"If you can learn a simple trick, Scout, you’ll get along a lot better with all kinds of folks. You never really understand a person until you consider things from his point of view, until you climb inside of his skin and walk around in it.”
– Atticus Finch in To Kill a Mockingbird
Recently, I had the opportunity to travel to the One Stone School in Boise, Idaho with a small group of Verdi Eco-High students. We attended their Hands Down. Voices Up. Summit where the One Stone students led with a revolutionary idea: to offer a student facilitated conference experience that encouraged "moments of vulnerability" to move us all a bit closer to empathy and understanding.
I watched as the Verdi Eco-High students entered a room of approximately 50 One Stone students and waited expectantly for something to happen. Slowly, the magic that is One Stone began:
"Wow! Are you from Florida? It must feel strange to dress for the cold here in Boise."
"Can I take you on a tour of our school?"
"Are you hungry? We have snacks and drinks!"
EcoSchool students were welcomed with empathy, consideration and kindness and over the course of three days they were empowered to participate in a series of exercises meant to inspire their own personal formative journey.

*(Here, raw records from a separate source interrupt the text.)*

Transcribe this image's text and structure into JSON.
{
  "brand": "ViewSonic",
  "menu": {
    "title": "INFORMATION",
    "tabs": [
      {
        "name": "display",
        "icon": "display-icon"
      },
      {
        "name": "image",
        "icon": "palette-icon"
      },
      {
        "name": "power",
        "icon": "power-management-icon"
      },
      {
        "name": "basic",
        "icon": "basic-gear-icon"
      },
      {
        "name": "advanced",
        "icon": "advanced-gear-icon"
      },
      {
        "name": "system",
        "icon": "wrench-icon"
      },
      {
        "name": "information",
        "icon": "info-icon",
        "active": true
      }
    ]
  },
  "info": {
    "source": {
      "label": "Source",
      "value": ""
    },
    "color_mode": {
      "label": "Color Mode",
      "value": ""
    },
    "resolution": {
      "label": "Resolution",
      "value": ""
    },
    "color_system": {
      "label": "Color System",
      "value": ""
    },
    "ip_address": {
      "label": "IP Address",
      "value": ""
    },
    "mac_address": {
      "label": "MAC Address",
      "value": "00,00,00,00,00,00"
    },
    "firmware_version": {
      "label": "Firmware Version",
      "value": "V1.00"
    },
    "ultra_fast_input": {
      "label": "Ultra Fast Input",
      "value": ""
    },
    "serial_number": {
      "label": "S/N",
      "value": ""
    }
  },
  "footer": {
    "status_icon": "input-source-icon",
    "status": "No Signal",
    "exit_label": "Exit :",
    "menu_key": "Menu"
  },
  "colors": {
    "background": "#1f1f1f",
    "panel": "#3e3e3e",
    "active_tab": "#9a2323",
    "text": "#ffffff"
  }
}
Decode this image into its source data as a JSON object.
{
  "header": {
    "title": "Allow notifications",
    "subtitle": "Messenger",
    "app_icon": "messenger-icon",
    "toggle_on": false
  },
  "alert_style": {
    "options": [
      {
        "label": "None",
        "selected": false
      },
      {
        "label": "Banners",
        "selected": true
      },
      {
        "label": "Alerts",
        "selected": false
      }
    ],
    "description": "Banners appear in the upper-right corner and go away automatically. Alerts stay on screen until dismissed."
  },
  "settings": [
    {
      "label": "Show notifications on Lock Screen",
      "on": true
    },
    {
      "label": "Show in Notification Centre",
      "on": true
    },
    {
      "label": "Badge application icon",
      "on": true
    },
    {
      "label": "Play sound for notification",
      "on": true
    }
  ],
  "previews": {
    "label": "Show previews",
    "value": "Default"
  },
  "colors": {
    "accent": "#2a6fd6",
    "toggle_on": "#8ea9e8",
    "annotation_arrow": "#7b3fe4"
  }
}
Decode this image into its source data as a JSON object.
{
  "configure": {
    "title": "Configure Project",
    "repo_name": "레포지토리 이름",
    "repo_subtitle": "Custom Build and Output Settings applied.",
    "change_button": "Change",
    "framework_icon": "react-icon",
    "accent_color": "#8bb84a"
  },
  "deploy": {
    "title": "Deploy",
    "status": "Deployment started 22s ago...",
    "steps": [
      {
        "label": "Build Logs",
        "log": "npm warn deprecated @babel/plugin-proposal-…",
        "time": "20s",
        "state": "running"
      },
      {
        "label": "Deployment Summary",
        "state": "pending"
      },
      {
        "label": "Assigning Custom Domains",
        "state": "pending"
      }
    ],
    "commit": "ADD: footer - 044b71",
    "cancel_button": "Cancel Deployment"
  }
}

On a particularly impactful day I witnessed an EcoSchool student stand before a crowd of 100 individuals, bravely disclose a profoundly private struggle and thank a teacher at EcoSchool for being the driving force in saving their life.
This student's courage took my breath away and the response from the crowd? Snaps, silent applause, a standing ovation and the open arms of other students who felt a distinct connection based on a shared life experience.
I feel intensely grateful to have been present in that room, for the entire experience and have come to realize that this level of empathy is an essential building block of building a positive school culture.
Building a Culture of Empathy
The One Stone School uses, in part, the Design Thinking Process to bring empathy to the forefront of their iterative approach. All challenges require us to understand and empathize before we can define a problem.
Empathize -- Define -- Ideate -- Prototype -- Test -- Implement -- Reflect
As a cooperative school, the Verdi EcoSchool is actively building a community in which all individuals – students, educators, staff and families – enter into a collaborative learning and working relationship with one another. As members of an educational cooperative we commit ourselves to contributing directly to the overall well being of the school and to our children’s classroom experience. Our cooperative model is ever evolving and deeply inclusive. Our belief in the value of collaboration is what guides and sustains us. We rely on one another to participate responsibly to nurture our school community.
Understanding why we have intentionally chosen a progressive and non-traditional educational experience unites us as a community but we must be willing to continually reflect on our work together to ensure healthy, positive growth.
The Bystander Effect
A social psychology phenomenon known as the Bystander Effect essentially states that an individual may feel less inclined to take action because of the presence of others in a group. In a school community this effect can take many forms: the student who remains quiet when a child is ridiculed in their presence, the parent who chuckles uncomfortably when another parent passes judgment upon the choices of another, the educator who watches as their team members isolate and demean a co-worker.
As a member of a small school community I have seen and experienced this phenomenon first-hand and I would like to do more to educate both our School Family and the community at large about actions that we all can take to cultivate empathy as a guiding principle.